I f*cking KNEW it! I said this months ago when it beat GO. At some point, it could catalog enough moves to basically know where to go from any point. So it basically kept playing itself at each move, and had enough processing power to compute probably billions of moves in the one minute it allocated to each real move. The less possible moves remaining, the more likely it was to find a successful path through to nearly guarantee against a loss (it tied 72% of the time).
In high-school I tried this approach with a Mancala game. I gave the game a few seconds to basically try each possible move and build up a tree of most-likely-to-succeed moves. It sucked because I didn't really understand proper Mancala strategy and my high-school coding skills sucked, but apparently I was just lacking the hardware. If only I was programming in a 32-bit instruction set at the time.
The way to think about NN processing is: It's compression (throwing away "irrelevant" details):
Totally readable with a large picture of the bottled dog of John Bull:
https://www.quantamagazine.org/new-theory-cracks-open-the-black-box-of-deep-learning-20170921/
Also check out the Youtube video.
A spokesperson from DeepMind told The Register that it could not comment on any of the claims made since “the work is being submitted for peer review and unfortunately we cannot say any more at this time.”
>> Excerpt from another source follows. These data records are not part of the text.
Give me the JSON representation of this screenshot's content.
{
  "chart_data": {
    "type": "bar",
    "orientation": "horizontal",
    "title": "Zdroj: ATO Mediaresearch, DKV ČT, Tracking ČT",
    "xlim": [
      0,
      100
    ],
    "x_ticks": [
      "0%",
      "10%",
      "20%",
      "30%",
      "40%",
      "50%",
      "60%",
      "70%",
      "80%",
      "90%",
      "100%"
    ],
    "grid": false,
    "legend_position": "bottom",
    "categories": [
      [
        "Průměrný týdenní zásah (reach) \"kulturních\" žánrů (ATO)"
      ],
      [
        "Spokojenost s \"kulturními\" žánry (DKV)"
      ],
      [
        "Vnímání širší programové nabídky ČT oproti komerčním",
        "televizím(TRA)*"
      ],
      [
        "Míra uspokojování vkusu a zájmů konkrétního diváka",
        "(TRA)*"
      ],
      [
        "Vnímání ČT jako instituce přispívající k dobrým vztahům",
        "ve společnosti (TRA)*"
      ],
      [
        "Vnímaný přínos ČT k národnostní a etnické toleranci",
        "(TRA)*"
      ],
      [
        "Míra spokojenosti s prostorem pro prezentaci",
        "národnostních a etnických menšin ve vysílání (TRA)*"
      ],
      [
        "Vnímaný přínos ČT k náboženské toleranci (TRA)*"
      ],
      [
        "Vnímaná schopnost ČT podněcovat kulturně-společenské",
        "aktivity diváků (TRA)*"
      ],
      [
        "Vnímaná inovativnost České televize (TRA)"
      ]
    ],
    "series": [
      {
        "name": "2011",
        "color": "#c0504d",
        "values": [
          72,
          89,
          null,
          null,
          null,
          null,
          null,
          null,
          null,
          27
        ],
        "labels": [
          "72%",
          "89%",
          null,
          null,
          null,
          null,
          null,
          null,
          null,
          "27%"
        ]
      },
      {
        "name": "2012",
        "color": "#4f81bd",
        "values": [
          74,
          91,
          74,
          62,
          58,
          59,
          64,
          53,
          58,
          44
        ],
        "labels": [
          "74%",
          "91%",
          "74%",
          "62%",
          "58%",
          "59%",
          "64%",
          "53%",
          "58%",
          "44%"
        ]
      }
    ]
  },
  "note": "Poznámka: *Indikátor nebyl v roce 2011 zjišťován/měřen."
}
This not being legal proceedings or an IPO manoeuver, I call utter bullshit by the usual suspects.
Of course Google is at liberty to discuss AlphaWhatsists. The peer reviewing researchers certainly wont mind and one hopes that they evaluate the paper on its merits, and reject it if they hear the show was rigged.
Now that's a great suggestion... in principle. Have you any idea how much of the "science" that is currently being done relies heavily on secret code?
And that's research that deals with really important matters - not just playing a game as a first approach to developing AI techniques.